Conquer the Resistive Forces of The Delayers – Week of December 6, 2021

THE DELAYERS resistor - featured

…are quite possibly the most stubborn and close to home Resistor of them all.  One that is quite personal don’t you think?  ‘If only I had gone for the gold…had the nerve and taken the risk…studied more…worked out more…been luckier and gotten the breaks’…and the beat goes on, the beat goes on.  These beats hit the nail right on the head because there is no one else to blame, no place to hide, no good excuses.  The Personal Resistors of Self-Doubt, Rationalization and Procrastination collaborate really well, taking us in the wrong direction.  Together they are a debilitating triple threat.

Their Personal Resistive Powers are:

  • Self-Doubt, Rationalization and Procrastination

Take these actions this week to Get Creativity Fit, strengthen your creative thinking muscle, anchor the creative habit to be repeatable…and conquer the Personal Resistive Powers of The Delayers!

  1. If you think you can fail, you’re more likely to – Nick Wallenda, acrobat, high wire aerialist and daredevil. One of the primary contributors to self-doubt in creative settings is the Internal Voice of Judgment (IVOC) – that voice in your head that says things like: ‘How could it be a good idea if I thought of it.  It it’s such a good idea, somebody else would have thought about it already.’  One technique to conquer the IVOC is to laugh at – to really laugh at it.  When it rears its’ ugly head, confront it and say:  ‘Well hello Yes Butter (who dismisses all ideas with a but) I have been waiting for you to show up, I thought you would have appeared earlier you tiny little twerp.’  And then laugh at it – pull the laughter up from your diaphragm and have a darn good belly laugh at the expense of the IVOC.  After all, it is funny (not) that we allow the pipsqueak of the IVOC to cause self- doubt and slow us down.  The use of humor is a great equalizer.         

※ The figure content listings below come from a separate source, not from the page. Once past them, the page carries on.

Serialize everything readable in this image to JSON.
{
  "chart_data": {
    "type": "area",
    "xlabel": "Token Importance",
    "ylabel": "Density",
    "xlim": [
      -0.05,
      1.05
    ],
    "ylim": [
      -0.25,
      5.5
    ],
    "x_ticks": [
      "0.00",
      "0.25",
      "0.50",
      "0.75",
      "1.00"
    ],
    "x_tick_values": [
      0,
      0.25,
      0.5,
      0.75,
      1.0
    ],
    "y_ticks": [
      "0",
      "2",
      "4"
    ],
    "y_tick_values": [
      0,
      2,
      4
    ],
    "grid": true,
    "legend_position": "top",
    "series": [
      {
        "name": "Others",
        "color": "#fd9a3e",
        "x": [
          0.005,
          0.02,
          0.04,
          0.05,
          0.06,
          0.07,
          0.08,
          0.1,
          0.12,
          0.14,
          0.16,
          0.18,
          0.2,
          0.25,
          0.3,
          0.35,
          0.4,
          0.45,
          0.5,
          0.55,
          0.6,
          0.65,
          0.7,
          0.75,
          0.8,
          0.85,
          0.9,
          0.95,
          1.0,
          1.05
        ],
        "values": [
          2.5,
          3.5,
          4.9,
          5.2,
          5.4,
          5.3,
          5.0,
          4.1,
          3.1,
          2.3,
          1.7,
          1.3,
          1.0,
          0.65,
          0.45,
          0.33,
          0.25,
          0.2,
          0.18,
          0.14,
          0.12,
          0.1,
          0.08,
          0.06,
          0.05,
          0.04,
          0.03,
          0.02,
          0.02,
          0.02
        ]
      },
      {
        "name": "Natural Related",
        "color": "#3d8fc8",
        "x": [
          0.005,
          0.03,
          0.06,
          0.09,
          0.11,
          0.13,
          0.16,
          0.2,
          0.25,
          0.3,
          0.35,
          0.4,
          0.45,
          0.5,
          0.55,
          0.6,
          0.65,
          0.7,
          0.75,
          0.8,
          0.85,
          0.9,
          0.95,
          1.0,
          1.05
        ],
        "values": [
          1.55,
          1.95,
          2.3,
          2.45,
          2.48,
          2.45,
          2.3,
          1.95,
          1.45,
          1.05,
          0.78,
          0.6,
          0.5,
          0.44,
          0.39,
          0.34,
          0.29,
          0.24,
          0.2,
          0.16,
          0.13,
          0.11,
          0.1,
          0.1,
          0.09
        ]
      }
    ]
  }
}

  1. Not only can we rationalize just about anything, but we can also rationalize why we rationalize. So, if I rationalize that I am not creative, I can come up with a whole host of reasons that support this thinking, and it becomes a closed loop self-fulfilling prophecy.  One technique to break this pattern, is to think and act efficaciously.  Self-efficacy is an expectation, a belief, a trust in yourself that you are competent, and you can perform at high levels.  First, affirm your ability to think and act creatively in situations.  Second, actively engage in situations that demand creative thinking – out of the fire and into the frying pan.  Third, do not view potential barriers as threats – channel natural anxiousness into positive action-oriented energy.  Fourth, set aggressive yet achievable goals.  And fifth, measure your results and make real-time adjustments.  Use these steps to pursue positive outcomes, expect to achieve results…and tip rationalization upside down and leave it there!              

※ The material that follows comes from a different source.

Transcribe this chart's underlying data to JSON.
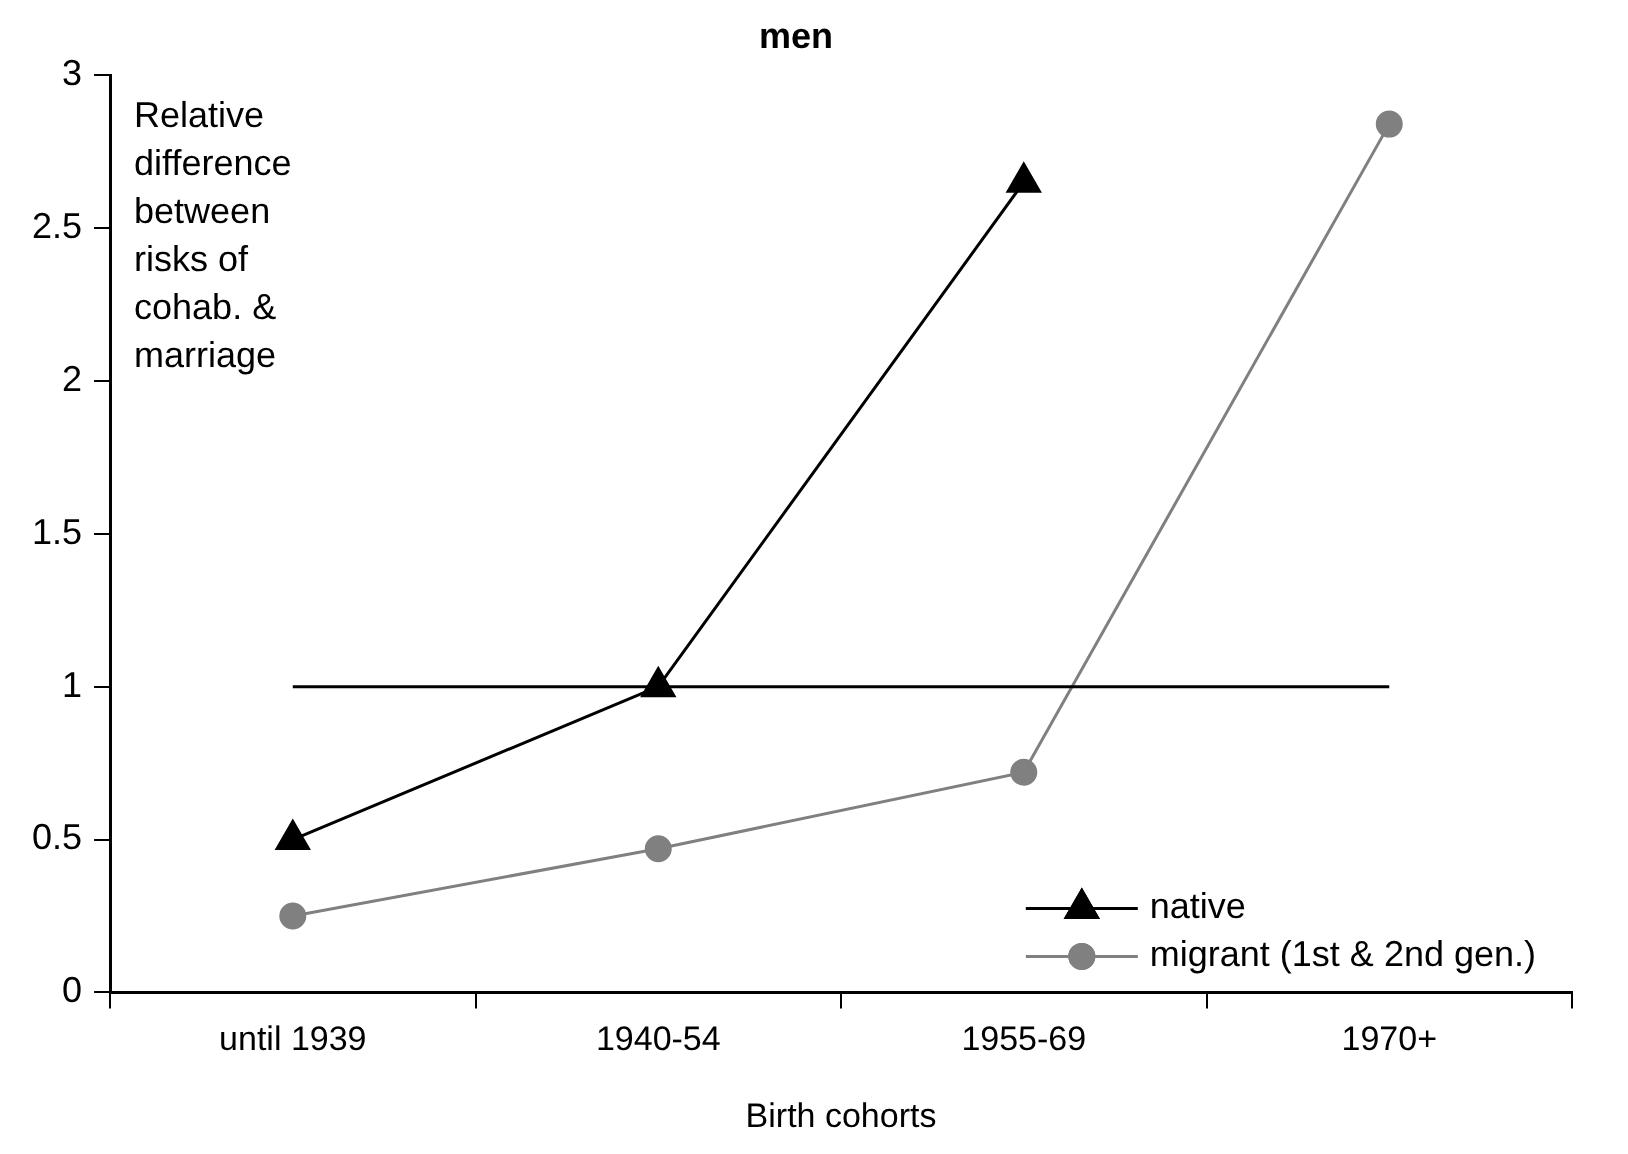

  1. Procrastination may be the most insidious resistor of them all and in a class all by itself. Not only do we procrastinate our creative work until tomorrow or next week, but some people also procrastinate it over their lifetime.  One basic reason we procrastinate is to avoid or postpone some form of pain – e.g., pain of rejection, pain of not being accepted, etc.  Might as well put that off for now.  One technique to combat procrastination is to develop the thinking frame of making  multiple $2 bets.  In horse racing, $2 bets are the smallest amount you can wager.  If your horse does not finish in the money, so what – you only lost $2.  And if I bet on three horses, I am only out $6 if one of the horses do not finish in the money.  This way of thinking gets me off the sidelines and into the game.  Conversely, if I think about making a $50 wager, I may not get into the game, because that is a lot of money to lose.  Implement a handful of small $2 bets, run multiple tests, be in the race…and look at procrastination in the rear-view mirror.